North Korean leader Kim Jong-un’s eldest child might not be a son after all.
In patriarchal North Korea, the eldest son -- whose existence remains a mystery -- would naturally be the heir to the North Korean leadership. Kim’s only publicly seen child to date is Ju-ae, a girl who is believed to be around 10 to 12 years of age.
Joao Micaelo, Kim’s friend from his school days in Switzerland, told Radio Free Asia on Wednesday that he has not heard the North Korean leader speak about his children other than the already-known daughter.
In his phone call with RFA, Micaelo said he was told by Kim that he has a daughter. Kim mentioned no sons, he said. Micaelo, who went to school with Kim in Switzerland in 1998, claims he had intimate conversations with him about his wife and children during his two trips to North Korea in 2012 and 2013.
The recording of the phone call released by RFA was dubbed over in Korean.
Authorities in South Korea have given mixed assessments as to whether the North Korean leader’s firstborn is a son, or if he even has any sons.

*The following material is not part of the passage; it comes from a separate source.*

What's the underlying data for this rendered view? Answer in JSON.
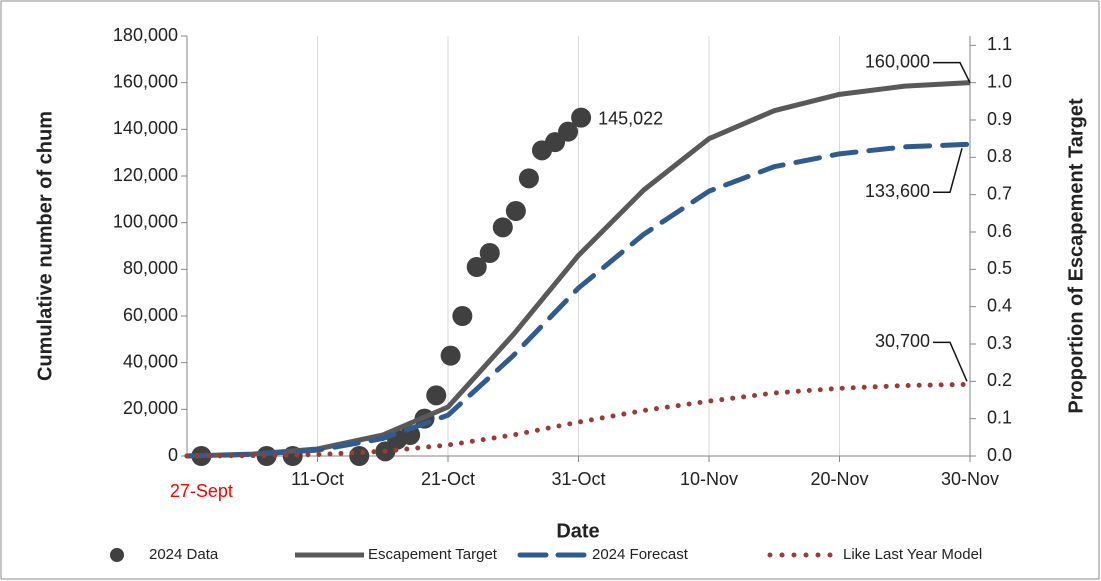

A Ministry of Unification official told reporters at a conference on Monday that Kim may not have a son as his eldest child as previously speculated.
In March, South Korea’s National Intelligence Service briefed the Assembly that it was looking into the intelligence that the eldest child is a son, and that it was not confirmed.
At the time the NIS reported that it believes that Ju-ae is the middle child of three. Little was known about her two siblings, including their sex. Despite her high-profile appearances, she was not viewed as the successor.